Отцу Филарету было в ту пору семьдесят с лишним лет. И как он находил силы ходить на базар к Дарьюшке после долгих исповедей и служб?

Диана тем временем продолжала:

— Как отошла от церкви, совсем плохо стало. Из дома опять ушла, не выдержала. На двух работах, как ишак, кручусь, а вечно без денег — все уходит на брата и мать. Элиз мне деньги сует: «Возьми. Я же вижу, как тебе трудно, вечно голодная ходишь». Не хотела я брать, а Элиз настаивает: «У меня муж есть, а у тебя лишь двое нахлебников на шее. Бери, говорю!»

Тут как раз появилась Элиз с коляской, и мы познакомились.
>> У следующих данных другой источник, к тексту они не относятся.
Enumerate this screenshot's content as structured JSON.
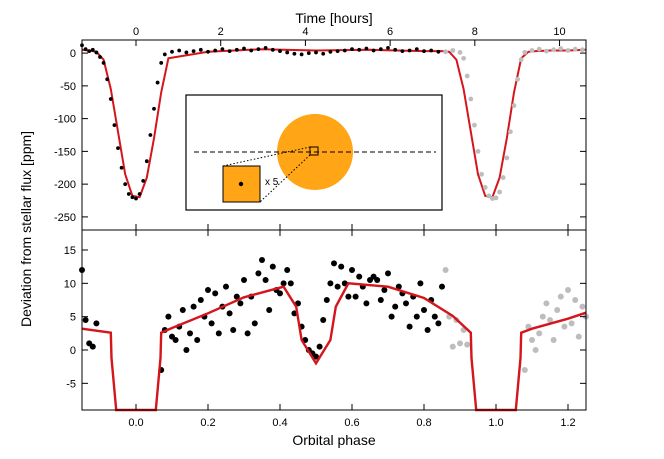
{
  "chart_data": [
    {
      "type": "line",
      "panel": "top",
      "xlabel_top": "Time [hours]",
      "ylabel": "Deviation from stellar flux [ppm]",
      "xlim": [
        -0.15,
        1.25
      ],
      "ylim": [
        -270,
        20
      ],
      "x_top_ticks": [
        "0",
        "2",
        "4",
        "6",
        "8",
        "10"
      ],
      "y_ticks": [
        "0",
        "-50",
        "-100",
        "-150",
        "-200",
        "-250"
      ],
      "model_color": "#d4161c",
      "series": [
        {
          "x": [
            -0.15,
            -0.13,
            -0.11,
            -0.09,
            -0.07,
            -0.05,
            -0.03,
            -0.01,
            0.01,
            0.03,
            0.05,
            0.07,
            0.09,
            0.2,
            0.35,
            0.5,
            0.65,
            0.8,
            0.85,
            0.87,
            0.89,
            0.91,
            0.93,
            0.95,
            0.97,
            0.99,
            1.01,
            1.03,
            1.05,
            1.07,
            1.09,
            1.11,
            1.15,
            1.2,
            1.25
          ],
          "y": [
            5,
            4,
            2,
            -10,
            -55,
            -120,
            -185,
            -218,
            -220,
            -190,
            -130,
            -60,
            -8,
            2,
            6,
            4,
            5,
            3,
            3,
            2,
            -10,
            -55,
            -120,
            -185,
            -218,
            -220,
            -190,
            -130,
            -60,
            -8,
            2,
            3,
            4,
            4,
            5
          ]
        }
      ],
      "points_dark": {
        "x": [
          -0.15,
          -0.14,
          -0.13,
          -0.12,
          -0.11,
          -0.1,
          -0.09,
          -0.08,
          -0.07,
          -0.06,
          -0.05,
          -0.04,
          -0.03,
          -0.02,
          -0.01,
          0.0,
          0.01,
          0.02,
          0.03,
          0.04,
          0.05,
          0.06,
          0.07,
          0.08,
          0.1,
          0.12,
          0.14,
          0.16,
          0.18,
          0.2,
          0.22,
          0.24,
          0.26,
          0.28,
          0.3,
          0.32,
          0.34,
          0.36,
          0.38,
          0.4,
          0.42,
          0.44,
          0.46,
          0.48,
          0.5,
          0.52,
          0.54,
          0.56,
          0.58,
          0.6,
          0.62,
          0.64,
          0.66,
          0.68,
          0.7,
          0.72,
          0.74,
          0.76,
          0.78,
          0.8,
          0.82,
          0.84
        ],
        "y": [
          12,
          6,
          3,
          5,
          1,
          -6,
          -15,
          -40,
          -70,
          -110,
          -145,
          -175,
          -200,
          -215,
          -220,
          -222,
          -215,
          -195,
          -165,
          -125,
          -85,
          -45,
          -15,
          -2,
          2,
          4,
          1,
          3,
          5,
          2,
          4,
          6,
          3,
          5,
          7,
          4,
          6,
          8,
          5,
          3,
          1,
          -1,
          -2,
          0,
          1,
          -1,
          2,
          3,
          4,
          6,
          5,
          7,
          4,
          6,
          8,
          5,
          3,
          4,
          6,
          3,
          4,
          2
        ]
      },
      "points_grey": {
        "x": [
          0.86,
          0.88,
          0.9,
          0.91,
          0.92,
          0.93,
          0.94,
          0.95,
          0.96,
          0.97,
          0.98,
          0.99,
          1.0,
          1.01,
          1.02,
          1.03,
          1.04,
          1.05,
          1.06,
          1.07,
          1.08,
          1.1,
          1.12,
          1.14,
          1.16,
          1.18,
          1.2,
          1.22,
          1.24
        ],
        "y": [
          2,
          4,
          1,
          -8,
          -35,
          -70,
          -110,
          -150,
          -185,
          -205,
          -218,
          -222,
          -221,
          -212,
          -190,
          -160,
          -120,
          -80,
          -40,
          -10,
          1,
          4,
          6,
          3,
          5,
          7,
          4,
          6,
          5
        ]
      },
      "inset": {
        "zoom_label": "x 5",
        "star_color": "#ffa516",
        "box_fill": "#ffa516"
      }
    },
    {
      "type": "line",
      "panel": "bottom",
      "xlabel": "Orbital phase",
      "xlim": [
        -0.15,
        1.25
      ],
      "ylim": [
        -9,
        18
      ],
      "x_ticks": [
        "0.0",
        "0.2",
        "0.4",
        "0.6",
        "0.8",
        "1.0",
        "1.2"
      ],
      "y_ticks": [
        "15",
        "10",
        "5",
        "0",
        "-5"
      ],
      "model": {
        "x": [
          -0.15,
          -0.07,
          -0.068,
          -0.055,
          -0.055,
          0.055,
          0.055,
          0.068,
          0.07,
          0.1,
          0.2,
          0.3,
          0.41,
          0.445,
          0.46,
          0.5,
          0.54,
          0.555,
          0.59,
          0.7,
          0.8,
          0.88,
          0.93,
          0.932,
          0.945,
          0.945,
          1.055,
          1.055,
          1.068,
          1.07,
          1.1,
          1.2,
          1.25
        ],
        "y": [
          3.2,
          2.6,
          -1.2,
          -9,
          -9,
          -9,
          -9,
          -1.2,
          2.6,
          3.3,
          5.5,
          7.9,
          9.5,
          6.5,
          1.5,
          -2,
          1.5,
          6.5,
          10,
          9.5,
          7.8,
          5.1,
          2.6,
          -1.2,
          -9,
          -9,
          -9,
          -9,
          -1.2,
          2.6,
          3.2,
          4.7,
          5.6
        ]
      },
      "points_dark": {
        "x": [
          -0.15,
          -0.14,
          -0.13,
          -0.12,
          -0.11,
          0.07,
          0.08,
          0.09,
          0.1,
          0.11,
          0.12,
          0.13,
          0.14,
          0.15,
          0.16,
          0.17,
          0.18,
          0.19,
          0.2,
          0.21,
          0.22,
          0.23,
          0.24,
          0.25,
          0.26,
          0.27,
          0.28,
          0.29,
          0.3,
          0.31,
          0.32,
          0.33,
          0.34,
          0.35,
          0.36,
          0.37,
          0.38,
          0.39,
          0.4,
          0.41,
          0.42,
          0.43,
          0.44,
          0.45,
          0.46,
          0.47,
          0.48,
          0.49,
          0.5,
          0.51,
          0.52,
          0.53,
          0.54,
          0.55,
          0.56,
          0.57,
          0.58,
          0.59,
          0.6,
          0.61,
          0.62,
          0.63,
          0.64,
          0.65,
          0.66,
          0.67,
          0.68,
          0.69,
          0.7,
          0.71,
          0.72,
          0.73,
          0.74,
          0.75,
          0.76,
          0.77,
          0.78,
          0.79,
          0.8,
          0.81,
          0.82,
          0.83,
          0.84,
          0.85
        ],
        "y": [
          12,
          4.5,
          1,
          0.5,
          4,
          -3,
          3,
          5,
          2,
          1.5,
          3.5,
          6,
          0,
          2.5,
          6.5,
          1.5,
          7.5,
          5,
          9,
          4,
          8.5,
          2.5,
          6.5,
          9.5,
          5.5,
          3,
          8,
          7,
          10.5,
          2.5,
          8,
          4,
          11.5,
          13.5,
          10.5,
          6,
          12.5,
          9,
          8.5,
          10,
          12,
          10,
          5.5,
          7,
          3.5,
          1.5,
          0,
          -0.5,
          -1,
          0.5,
          4.5,
          7.5,
          10,
          13,
          9.5,
          12.5,
          10,
          8,
          12,
          8,
          11,
          9.5,
          7,
          10.5,
          11,
          10.5,
          7.5,
          9,
          11.5,
          5,
          6.5,
          9.5,
          8.5,
          7,
          3.5,
          8,
          5,
          10,
          6,
          3,
          7.5,
          5,
          4,
          9.5
        ]
      },
      "points_grey": {
        "x": [
          0.86,
          0.87,
          0.88,
          0.89,
          0.9,
          0.91,
          0.92,
          1.08,
          1.09,
          1.1,
          1.11,
          1.12,
          1.13,
          1.14,
          1.15,
          1.16,
          1.17,
          1.18,
          1.19,
          1.2,
          1.21,
          1.22,
          1.23,
          1.24,
          1.25
        ],
        "y": [
          12,
          5,
          0.5,
          4.5,
          1,
          3,
          0.8,
          -3,
          3.5,
          1.5,
          0,
          2.5,
          5,
          7,
          4.5,
          1.5,
          6,
          8,
          3.5,
          9,
          4,
          7.5,
          2,
          6.5,
          5
        ]
      }
    }
  ]
}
Диана ушла со своим воспитанником и Лукой на качели. А мы с Элиз разговорились, и она рассказала, как попала в Грузию:

— Деметре приехал в Баку в командировку на год и познакомился со мной. Начал мне звонить. Моя мама ругалась и кричала в трубку: «Здесь такой нет!» Потом кричала уже на меня: «Зачем тебе этот гурджи (грузин)? Тебе что, своих азербайджанцев не хватает? Выйдешь замуж за гяура (неверного) — убью!» Мы с Деметре встречались тайком. Дома были скандалы: «Мне зятя–гяура не надо! Я тебя из дома выгоню!» Выносить всю эту пытку было невозможно, и я ушла к Деметре. Жили мы пока без регистрации. Он, кстати, тогда еще не был таким верующим. Потом встал вопрос об отъезде в Грузию. Я уже была на четвертом месяце беременности. Позвонила сестре — попрощаться. Та мне устроила встречу с матерью и другими сестрами. Деметре боялся пускать меня на это свидание:

— Вдруг они начнут тебя бить, и мы потеряем нашего ребенка.

— Ну, что ты, — успокаиваю его, — они же не дикие.

Он опять за свое:

— Я пойду с тобой и где–нибудь в кустах спрячусь. Если что не так, выскочу к тебе на помощь.

Еле–еле отговорила его от этой затеи. К тому же он у меня не Рембо — худенький, ростом чуть повыше меня.

В общем, сидели мы в парке на скамейке, разговаривали. Мама плакала, отговаривала меня ехать:

— В Грузии света нет, газ постоянно отключают. Как ты там будешь? Живите уж лучше у нас в Баку.

— Это же его родина, там его мать. Кто за ней присмотрит? — объясняла я.

— А вдруг она не примет тебя как невестку?

Мне и самой было страшно об этом думать, но я, как могла, защищалась:

— Мой муж ее любит, и я ее буду любить и уважать. У нас все получится.